In the lawsuit, filed Tuesday in federal district court in San Jose, Calif., David Almeida alleges that Google did not adequately inform him that his paid search ads would run on the AdSense network as well as the search results pages. Almeida alleges that he thought he had opted-out of AdSense during the registration process, when he didn't respond to a question asking how much he would be willing to pay per click for contextual ads on sites that participate in Google's publisher network.
"Plaintiff, like any reasonable consumer, expected that leaving an input blank would indicate that he did not want to bid on content ads," alleged Almeida, a Massachusetts private investigator who began using Google's paid search program in November 2006.
He said that Google instead charged him for pay-per-click ads on AdSense pages--which, he alleged, "are demonstrably inferior to ads appearing on search result pages."
"Google has benefited from the receipt of such money that it would not have received but for its concealment," he charged. Almeida, who is alleging unjust enrichment, fraudulent concealment and violations of California's business code, has asked the court to certify the case as a class-action.

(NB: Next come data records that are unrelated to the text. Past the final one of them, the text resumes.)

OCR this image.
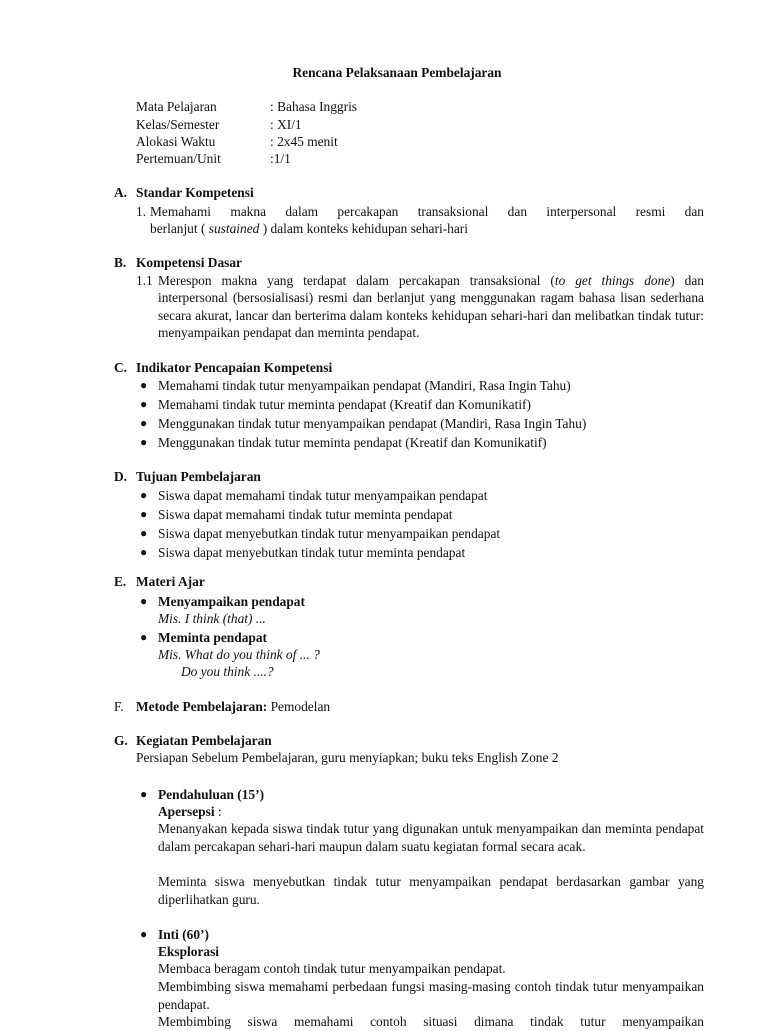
Rencana Pelaksanaan Pembelajaran
Mata Pelajaran	: Bahasa Inggris
Kelas/Semester	: XI/1
Alokasi Waktu	: 2x45 menit
Pertemuan/Unit	:1/1
A. Standar Kompetensi
1. Memahami makna dalam percakapan transaksional dan interpersonal resmi dan
berlanjut ( sustained ) dalam konteks kehidupan sehari-hari
B. Kompetensi Dasar
1.1 Merespon makna yang terdapat dalam percakapan transaksional (to get things done) dan
interpersonal (bersosialisasi) resmi dan berlanjut yang menggunakan ragam bahasa lisan sederhana secara akurat, lancar dan berterima dalam konteks kehidupan sehari-hari dan melibatkan tindak tutur: menyampaikan pendapat dan meminta pendapat.
C. Indikator Pencapaian Kompetensi
● Memahami tindak tutur menyampaikan pendapat (Mandiri, Rasa Ingin Tahu)
● Memahami tindak tutur meminta pendapat (Kreatif dan Komunikatif)
● Menggunakan tindak tutur menyampaikan pendapat (Mandiri, Rasa Ingin Tahu)
● Menggunakan tindak tutur meminta pendapat (Kreatif dan Komunikatif)
D. Tujuan Pembelajaran
● Siswa dapat memahami tindak tutur menyampaikan pendapat
● Siswa dapat memahami tindak tutur meminta pendapat
● Siswa dapat menyebutkan tindak tutur menyampaikan pendapat
● Siswa dapat menyebutkan tindak tutur meminta pendapat
E. Materi Ajar
● Menyampaikan pendapat
Mis. I think (that) ...
● Meminta pendapat
Mis. What do you think of ... ?
Do you think ....?
F. Metode Pembelajaran: Pemodelan
G. Kegiatan Pembelajaran
Persiapan Sebelum Pembelajaran, guru menyiapkan; buku teks English Zone 2
● Pendahuluan (15’)
Apersepsi :
Menanyakan kepada siswa tindak tutur yang digunakan untuk menyampaikan dan meminta pendapat dalam percakapan sehari-hari maupun dalam suatu kegiatan formal secara acak.
Meminta siswa menyebutkan tindak tutur menyampaikan pendapat berdasarkan gambar yang diperlihatkan guru.
● Inti (60’)
Eksplorasi
Membaca beragam contoh tindak tutur menyampaikan pendapat.
Membimbing siswa memahami perbedaan fungsi masing-masing contoh tindak tutur menyampaikan pendapat.
Membimbing siswa memahami contoh situasi dimana tindak tutur menyampaikan
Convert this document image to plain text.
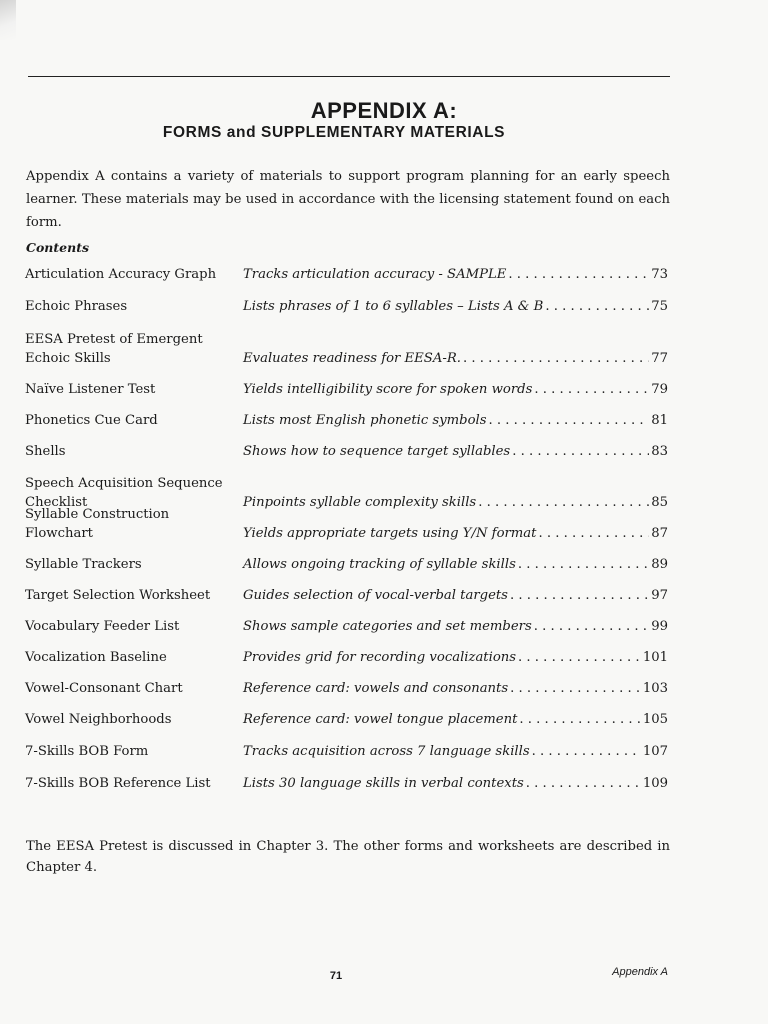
APPENDIX A:
FORMS and SUPPLEMENTARY MATERIALS
Appendix A contains a variety of materials to support program planning for an early speech learner. These materials may be used in accordance with the licensing statement found on each form.
Contents
Articulation Accuracy Graph	Tracks articulation accuracy - SAMPLE . . .	73
Echoic Phrases	Lists phrases of 1 to 6 syllables – Lists A & B . . .	75
EESA Pretest of Emergent Echoic Skills	Evaluates readiness for EESA-R. . . .	77
Naïve Listener Test	Yields intelligibility score for spoken words . . .	79
Phonetics Cue Card	Lists most English phonetic symbols . . .	81
Shells	Shows how to sequence target syllables . . .	83
Speech Acquisition Sequence Checklist	Pinpoints syllable complexity skills . . .	85
Syllable Construction Flowchart	Yields appropriate targets using Y/N format . . .	87
Syllable Trackers	Allows ongoing tracking of syllable skills . . .	89
Target Selection Worksheet	Guides selection of vocal-verbal targets . . .	97
Vocabulary Feeder List	Shows sample categories and set members . . .	99
Vocalization Baseline	Provides grid for recording vocalizations . . .	101
Vowel-Consonant Chart	Reference card: vowels and consonants . . .	103
Vowel Neighborhoods	Reference card: vowel tongue placement . . .	105
7-Skills BOB Form	Tracks acquisition across 7 language skills . . .	107
7-Skills BOB Reference List	Lists 30 language skills in verbal contexts . . .	109
The EESA Pretest is discussed in Chapter 3. The other forms and worksheets are described in Chapter 4.
71	Appendix A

Google offers marketers the opportunity to op- out of AdSense, but Almeida's lawyer, Brian Kabateck, said Almeida didn't know how to do so. "It's very, very difficult for a novice advertiser to understand," Kabateck said.
But not everyone agrees that Google's opt-out procedure is too confusing. "It's quite possible that some new advertiser would not understand all the aspects of the system, but I don't think there's any fraud here," said search expert Greg Sterling. "It's pretty easily discoverable that you can opt-out."
Google said it hadn't yet been served with a complaint, and declined to comment on the case.
Kabateck has previously sued Google and Yahoo for click fraud. His law firm, Kabateck Brown Kellner, settled with Yahoo and joined in a $90 million settlement with Google.